No capítulo económico-financeiro África, aos olhos do mundo tem sido vista como uma fonte de matérias-primas. Primeiro como fonte de mão-de-obra escrava e de minerais para o Ocidente e Médio-Oriente, depois como fonte mão-de-obra barata, de minerais e combustíveis fósseis maioritariamente e de recursos alimentares em menor escala, e.g. peixe, café, cacau, amendoim, frutos tropicais,, coconote, arroz, milho, mandioca, etc., e turismo. Em suma uma fonte de recursos naturais. Com as independências, mudando-se os atores políticos, mantiveram-se as premissas de exploração dos recursos naturais que vinham do período colonial, raramente em proveito das populações... muitas vezes em proveito de uma clique no poder ou na sua órbita.

Em suma, África, aos olhos do mundo continua a ser um continente "terceiro mundista", mal governado onde prevalece a corrupção, pois os corruptores encontram aí campo farto para aplicar as suas "jogadas", tendencialmente prejudiciais à maioria mas altamente proveitosas para os corrompidos que, sem escrúpulos, se alcandoram a benefícios pessoais obtidos à custa do mal-estar comum. Nenhum país Africano pós-independência  é autossuficiente em termos alimentares, económicos, políticos, sociais ou ambientais. No entanto, em todos eles encontramos milionários... embora os países se encontrem sistematicamente em lugares distantes dos cimeiros da lista de IDH da ONU. 

Voltando à pergunta feita ao presidente francês pelo jornalista costa marfinense, fica implícita a culpabilização do Ocidente (França, no caso) relativamente ao "salvamento" de África... sendo que é ocidental a localização maioritária dos corruptores e é no ocidente que os corrompidos aplicam os proventos da sua corrupção.

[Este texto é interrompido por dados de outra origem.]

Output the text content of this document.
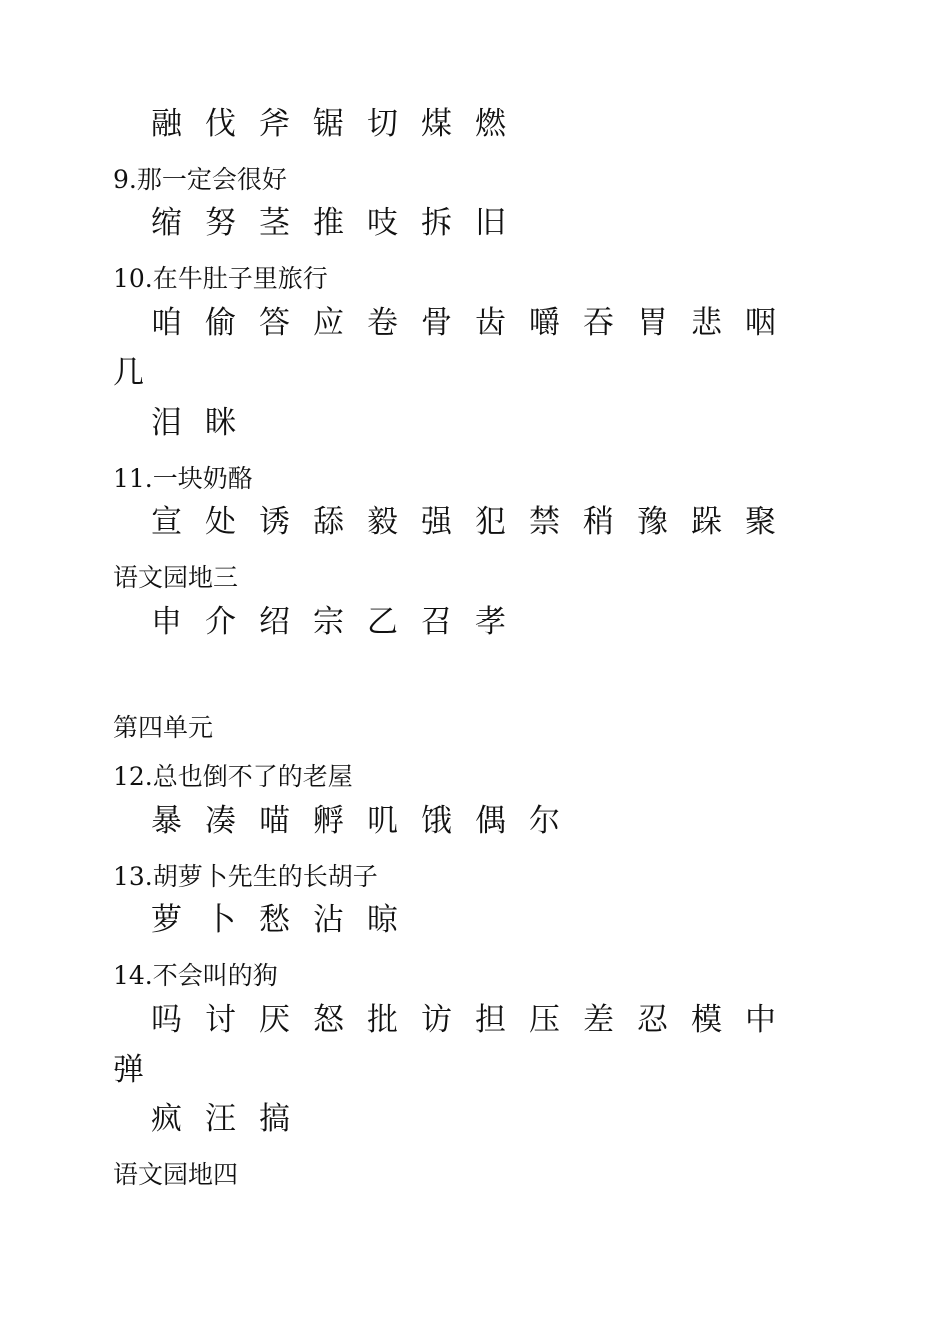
融伐斧锯切煤燃
9.那一定会很好
缩努茎推吱拆旧
10.在牛肚子里旅行
咱偷答应卷骨齿嚼吞胃悲咽
几
泪眯
11.一块奶酪
宣处诱舔毅强犯禁稍豫跺聚
语文园地三
申介绍宗乙召孝
第四单元
12.总也倒不了的老屋
暴凑喵孵叽饿偶尔
13.胡萝卜先生的长胡子
萝卜愁沾晾
14.不会叫的狗
吗讨厌怒批访担压差忍模中
弹
疯汪搞
语文园地四
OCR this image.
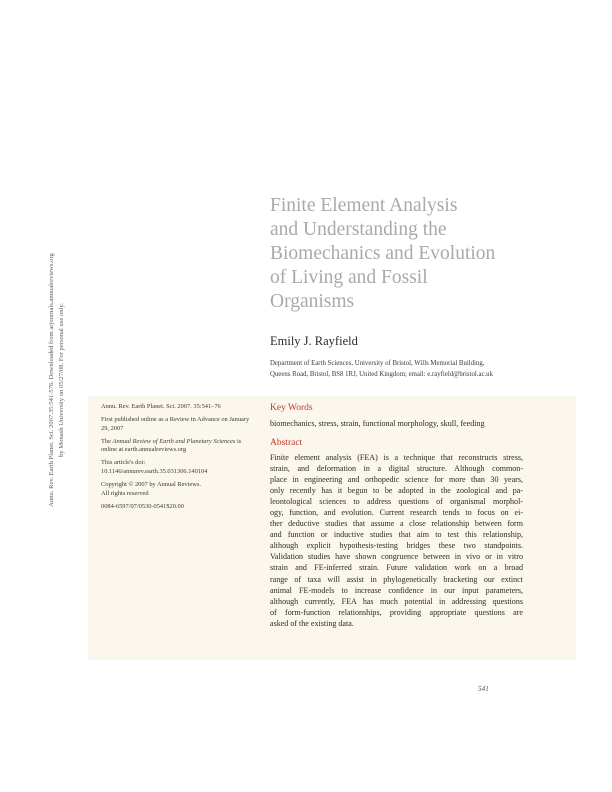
Annu. Rev. Earth Planet. Sci. 2007.35:541-576. Downloaded from arjournals.annualreviews.org by Monash University on 05/27/08. For personal use only.
Finite Element Analysis
and Understanding the
Biomechanics and Evolution
of Living and Fossil
Organisms
Emily J. Rayfield
Department of Earth Sciences, University of Bristol, Wills Memorial Building,
Queens Road, Bristol, BS8 1RJ, United Kingdom; email: e.rayfield@bristol.ac.uk

Annu. Rev. Earth Planet. Sci. 2007. 35:541–76

First published online as a Review in Advance on January 29, 2007

The Annual Review of Earth and Planetary Sciences is online at earth.annualreviews.org

This article's doi:
10.1146/annurev.earth.35.031306.140104

Copyright © 2007 by Annual Reviews.
All rights reserved

0084-6597/07/0530-0541$20.00

Key Words
biomechanics, stress, strain, functional morphology, skull, feeding
Abstract
Finite element analysis (FEA) is a technique that reconstructs stress,
strain, and deformation in a digital structure. Although common-
place in engineering and orthopedic science for more than 30 years,
only recently has it begun to be adopted in the zoological and pa-
leontological sciences to address questions of organismal morphol-
ogy, function, and evolution. Current research tends to focus on ei-
ther deductive studies that assume a close relationship between form
and function or inductive studies that aim to test this relationship,
although explicit hypothesis-testing bridges these two standpoints.
Validation studies have shown congruence between in vivo or in vitro
strain and FE-inferred strain. Future validation work on a broad
range of taxa will assist in phylogenetically bracketing our extinct
animal FE-models to increase confidence in our input parameters,
although currently, FEA has much potential in addressing questions
of form-function relationships, providing appropriate questions are
asked of the existing data.
541
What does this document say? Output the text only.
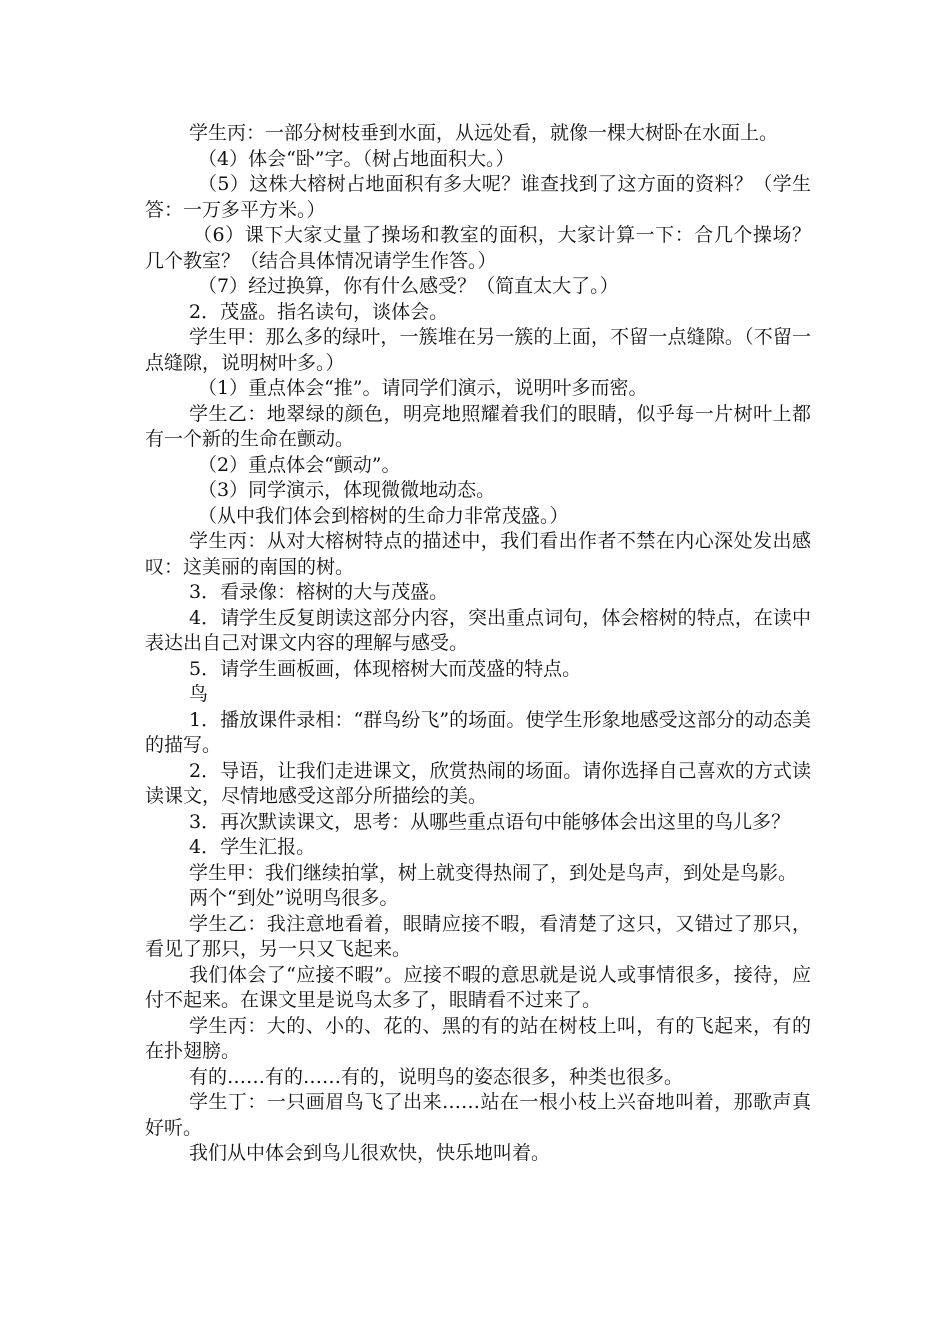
学生丙：一部分树枝垂到水面，从远处看，就像一棵大树卧在水面上。

（4）体会“卧”字。（树占地面积大。）

（5）这株大榕树占地面积有多大呢？谁查找到了这方面的资料？（学生答：一万多平方米。）

（6）课下大家丈量了操场和教室的面积，大家计算一下：合几个操场？几个教室？（结合具体情况请学生作答。）

（7）经过换算，你有什么感受？（简直太大了。）

2．茂盛。指名读句，谈体会。

学生甲：那么多的绿叶，一簇堆在另一簇的上面，不留一点缝隙。（不留一点缝隙，说明树叶多。）

（1）重点体会“推”。请同学们演示，说明叶多而密。

学生乙：地翠绿的颜色，明亮地照耀着我们的眼睛，似乎每一片树叶上都有一个新的生命在颤动。

（2）重点体会“颤动”。

（3）同学演示，体现微微地动态。

（从中我们体会到榕树的生命力非常茂盛。）

学生丙：从对大榕树特点的描述中，我们看出作者不禁在内心深处发出感叹：这美丽的南国的树。

3．看录像：榕树的大与茂盛。

4．请学生反复朗读这部分内容，突出重点词句，体会榕树的特点，在读中表达出自己对课文内容的理解与感受。

5．请学生画板画，体现榕树大而茂盛的特点。

鸟

1．播放课件录相：“群鸟纷飞”的场面。使学生形象地感受这部分的动态美的描写。

2．导语，让我们走进课文，欣赏热闹的场面。请你选择自己喜欢的方式读读课文，尽情地感受这部分所描绘的美。

3．再次默读课文，思考：从哪些重点语句中能够体会出这里的鸟儿多？

4．学生汇报。

学生甲：我们继续拍掌，树上就变得热闹了，到处是鸟声，到处是鸟影。

两个“到处”说明鸟很多。

学生乙：我注意地看着，眼睛应接不暇，看清楚了这只，又错过了那只，看见了那只，另一只又飞起来。

我们体会了“应接不暇”。应接不暇的意思就是说人或事情很多，接待，应付不起来。在课文里是说鸟太多了，眼睛看不过来了。

学生丙：大的、小的、花的、黑的有的站在树枝上叫，有的飞起来，有的在扑翅膀。

有的……有的……有的，说明鸟的姿态很多，种类也很多。

学生丁：一只画眉鸟飞了出来……站在一根小枝上兴奋地叫着，那歌声真好听。

我们从中体会到鸟儿很欢快，快乐地叫着。
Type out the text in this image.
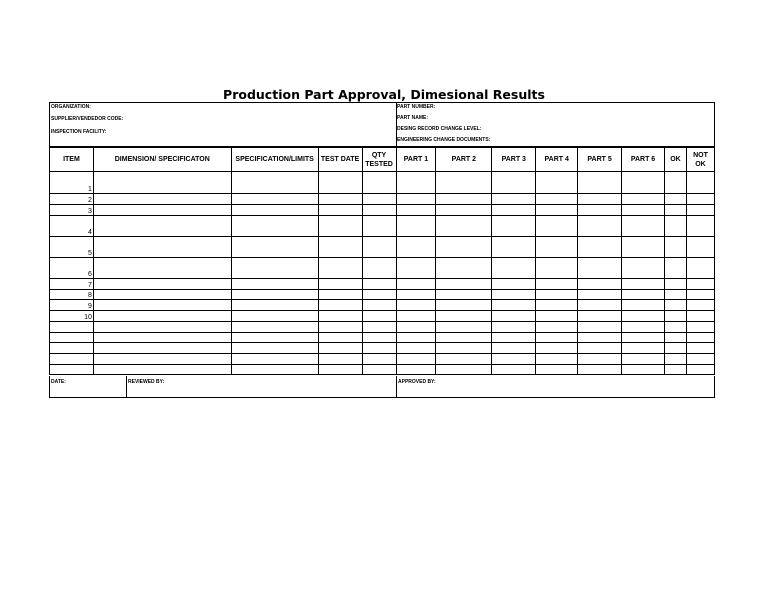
Production Part Approval, Dimesional Results
ORGANIZATION:
SUPPLIER/VENDEDOR CODE:
INSPECTION FACILITY:
PART NUMBER:
PART NAME:
DESING RECORD CHANGE LEVEL:
ENGINEERING CHANGE DOCUMENTS:
ITEM	DIMENSION/ SPECIFICATON	SPECIFICATION/LIMITS	TEST DATE	QTY TESTED	PART 1	PART 2	PART 3	PART 4	PART 5	PART 6	OK	NOT OK
1												
2												
3												
4												
5												
6												
7												
8												
9												
10												

DATE:	REVIEWED BY:	APPROVED BY:
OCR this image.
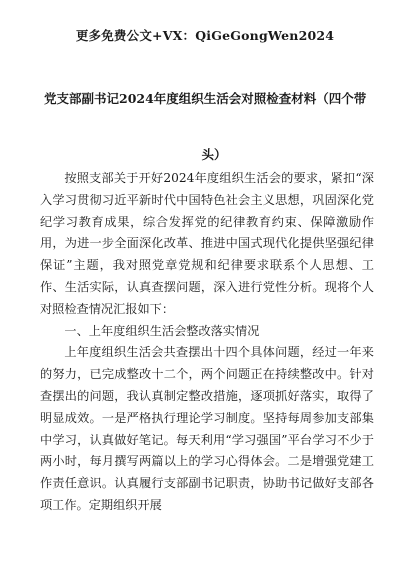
更多免费公文+VX：QiGeGongWen2024
党支部副书记2024年度组织生活会对照检查材料（四个带
头）

按照支部关于开好2024年度组织生活会的要求，紧扣“深入学习贯彻习近平新时代中国特色社会主义思想，巩固深化党纪学习教育成果，综合发挥党的纪律教育约束、保障激励作用，为进一步全面深化改革、推进中国式现代化提供坚强纪律保证”主题，我对照党章党规和纪律要求联系个人思想、工作、生活实际，认真查摆问题，深入进行党性分析。现将个人对照检查情况汇报如下：

一、上年度组织生活会整改落实情况

上年度组织生活会共查摆出十四个具体问题，经过一年来的努力，已完成整改十二个，两个问题正在持续整改中。针对查摆出的问题，我认真制定整改措施，逐项抓好落实，取得了明显成效。一是严格执行理论学习制度。坚持每周参加支部集中学习，认真做好笔记。每天利用“学习强国”平台学习不少于两小时，每月撰写两篇以上的学习心得体会。二是增强党建工作责任意识。认真履行支部副书记职责，协助书记做好支部各项工作。定期组织开展
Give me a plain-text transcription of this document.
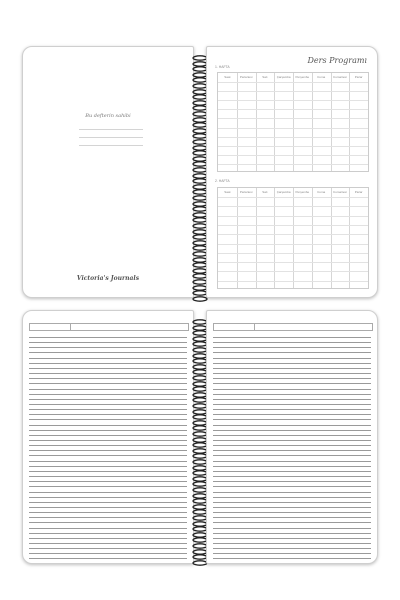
Bu defterin sahibi
Victoria's Journals
Ders Programı
1. HAFTA
Saat	Pazartesi	Salı	Çarşamba	Perşembe	Cuma	Cumartesi	Pazar
2. HAFTA
Saat	Pazartesi	Salı	Çarşamba	Perşembe	Cuma	Cumartesi	Pazar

O curioso nesta questão é que Frantz Fanon nos anos 50 do século XX já antevia a evolução dos novos países africanos com a substituição do colono europeu por uma elite negro-africana que emularia o estilo de vida do colono, resultante do impacto da escravidão transatlântica/transpacífico-indica e local nas sociedades pós-coloniais. "Pele negra, máscaras brancas", 1952.